LAHORE: The federal government is considering a blanket ban on new imported fuel-based power projects, said Pakistan Electric Power Company (Pepco) sources.
The imported fuels are earmarked as RLNG and coal and the policymakers are intended to facilitate and expedite maximum production at Thar to bring down the per ton cost of indigenous lignite and resultant power tariff from Rs 10 per unit to Rs 5 per unit in subsequent phases, the sources added.
At present, the energy mix is to be based on hydel, local coal, nuclear, solar and wind and LNG being used inefficiently in domestic market.
Also, they said, the government is considering seriously of decentralization of power from centre to provinces. The Boards of Directors and managements of individual companies would be handed over to the provinces under an incentive-and-performance-based public-private partnership (PPP) model.
Sources have further pointed out that the federal government is also considering to convert the power purchase agreement of Hubco's 1200MW old plant set up before 1994 power policy into a 300-600 million imperial gallons per day (MIGD) water purchase agreement with the Karachi Water and Sewerage Board, backstopped by government guarantee as an exception to the rule given its pioneer status at an indicative tariff of 50 paisa per gallon.
Also, all government-owned power generation companies, not earmarked for retirement, would be auctioned for operation and management contracts to private sector under an improvement-sharing payment structure.
They said there is a little success towards management contracts for turnaround of state-owned entities (SOEs), which ultimate has left the government with no option but to initiate privatisation of the power sector.
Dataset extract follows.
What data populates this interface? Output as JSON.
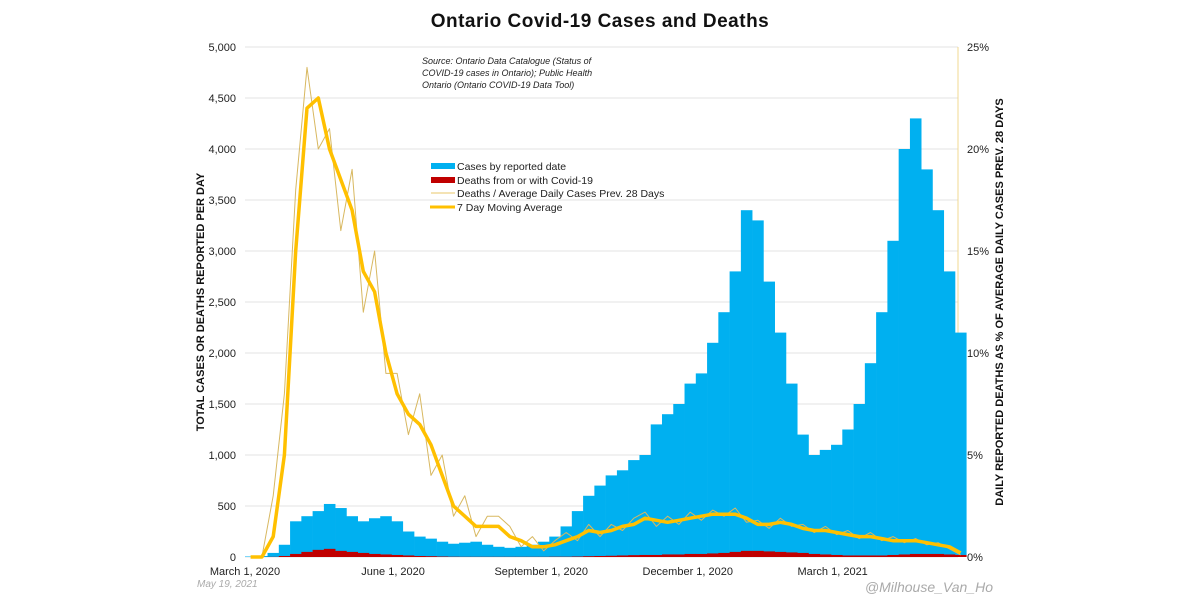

Therefore, the added, the government is considering of exempting all energy sector investments from the scope of the National Accountability Bureau (NAB).
Under the plan, all power transmission projects would be financed under the public-private partnership mode under open access policy with funding from yield co investors on the pattern of shared telecom tower infrastructure business model.
So far as circular debt is concerned, they said, the primary payment commitments would be transferred from Central Power Purchasing Agency-Guarantee (CPPA-G) to various other private sector parties on a power commodity exchange within the next 18-24 months and the federal government would be responsible for only backstopping the "residual" capacity payment obligation subsequently.
Sources have further pointed out that the reconciled net outstanding circular debt amount is planned to be settled through a 10-year Government of Pakistan Sukuk that the final intended recipients may choose to also monetize on the stock exchange. The key principle is not to recover the added cost of previous inefficiencies from paying customers in the tariff.